Am I Obligated to Support Relatives Financially and Remind Them to Pray?
Hanafi Fiqh
Answered by Shaykh Yusuf Weltch
Question
Am I, as a 17-year-old female without income and limited savings (~$640), obligated to financially support family members like younger cousins or a grandmother? Does nafaqa apply to me if they already have other supporters like parents or children? What aspects of nafaqah are obligatory knowledge?
Am I required to remind all family members to pray, even those in another country whose prayer times I don’t know? Or is this obligation limited to immediate family or those nearby? Does it also include friends?
Answer
In the Name of Allah, the Most Merciful and Compassionate.
Financial Support
You are not financially responsible for supporting your family members with few exceptions. If you were the only child or grandchild and you had the financial means of assisting your parent or grandparent, then you would be obliged to do so. [Ibn ‘Abidin, Radd al-Muhtar; al-Mawsu‘a al-Fiqhiyya al-Kuwaitiyya]
If you were not the only child, the obligation would first fall on the shoulders of a brother or uncle (i.e., the son of that grandparent). [Ibid.]
You are not directly obliged to financially support any distant relatives such as cousins. That is unless you were wealthy and no one beside you could help them have the bare necessities of life and they were unable to earn for themselves. If any of these conditions are not met, such that you do not have extra money, they can work, they have their bare necessities, and you are not responsible.
Command the Good and Forbidding the Evil
You are not required to remind “all” your family members to pray as you should assume that they are praying unless you have proof of the opposite.
If there are family members whom you live with and you know they are not praying, then consider the following:
- If you are reasonably sure that your advice would cause them to pray and that there would not be any negative outcomes to giving such advice, such as their increased rebellion against you or their harming of you, then you are obliged to encourage them to pray. [Haddad, al-Da’wa al-Tamma]
- If you are uncertain that your advice would cause them to pray but you are reasonably sure no negative outcomes would come about, then you are recommended to advise them [Ibid.]
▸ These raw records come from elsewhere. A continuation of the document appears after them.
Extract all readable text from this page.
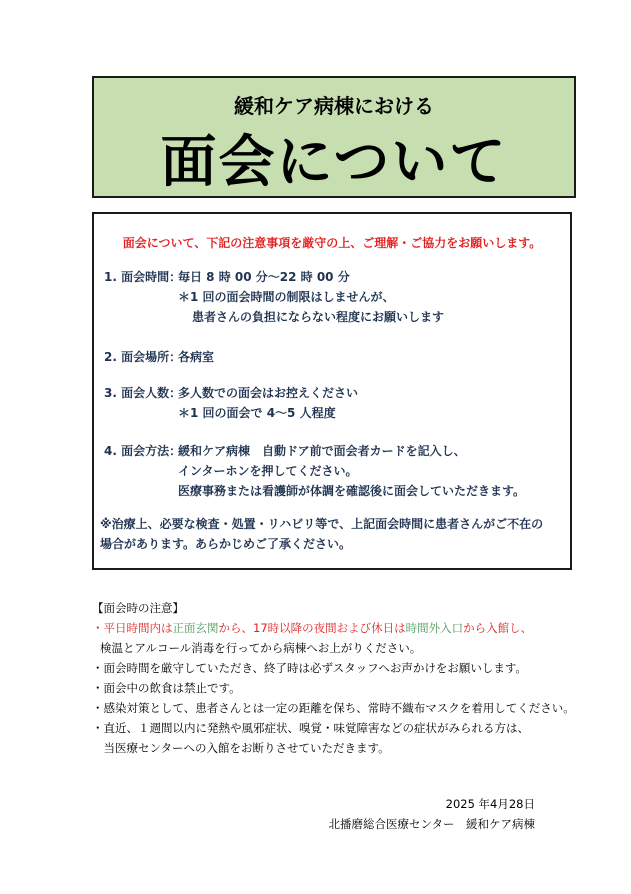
緩和ケア病棟における
面会について
面会について、下記の注意事項を厳守の上、ご理解・ご協力をお願いします。
1. 面会時間：
毎日 8 時 00 分～22 時 00 分
＊1 回の面会時間の制限はしませんが、
患者さんの負担にならない程度にお願いします
2. 面会場所：
各病室
3. 面会人数：
多人数での面会はお控えください
＊1 回の面会で 4～5 人程度
4. 面会方法：
緩和ケア病棟　自動ドア前で面会者カードを記入し、
インターホンを押してください。
医療事務または看護師が体調を確認後に面会していただきます。
※治療上、必要な検査・処置・リハビリ等で、上記面会時間に患者さんがご不在の
場合があります。あらかじめご了承ください。
【面会時の注意】
・平日時間内は正面玄関から、17時以降の夜間および休日は時間外入口から入館し、
検温とアルコール消毒を行ってから病棟へお上がりください。
・面会時間を厳守していただき、終了時は必ずスタッフへお声かけをお願いします。
・面会中の飲食は禁止です。
・感染対策として、患者さんとは一定の距離を保ち、常時不織布マスクを着用してください。
・直近、１週間以内に発熱や風邪症状、嗅覚・味覚障害などの症状がみられる方は、
　当医療センターへの入館をお断りさせていただきます。
2025 年4月28日
北播磨総合医療センター　緩和ケア病棟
- If advising them would lead to negative outcomes, you must not advise them. [Ibid.]
Advice
If you do end up advising your family, you must do so in a manner that is most conducive to positive change. Most of the time, things like not praying are symptoms of something deeper they are struggling with. The most wise way to call people to ultimate good is to find those root causes and help them through those things firstly with good character, secondly with your example, and thirdly with wise counsel.
Hope this helps
Allah knows best
[Shaykh] Yusuf Weltch
Checked and Approved by Shaykh Abdul-Rahim Reasat
Shaykh Yusuf Weltch is a teacher of Arabic, Islamic law, and spirituality. After accepting Islam in 2008, he went on to study at Darul Uloom Seminary in New York and completed his studies at Darul Mustafa in Tarim, Yemen.
There, he completed the memorization of the Quran and his study of Islamic Sciences. Throughout his years of study, he was blessed to learn from many great scholars: Habib Umar bin Hafiz, Habib Kazhim al-Saqqaf, Shaykh ‘Umar bin Husayn al-Khatib, and others.
Upon returning, he joined the SeekersGuidance faculty in the summer of 2019.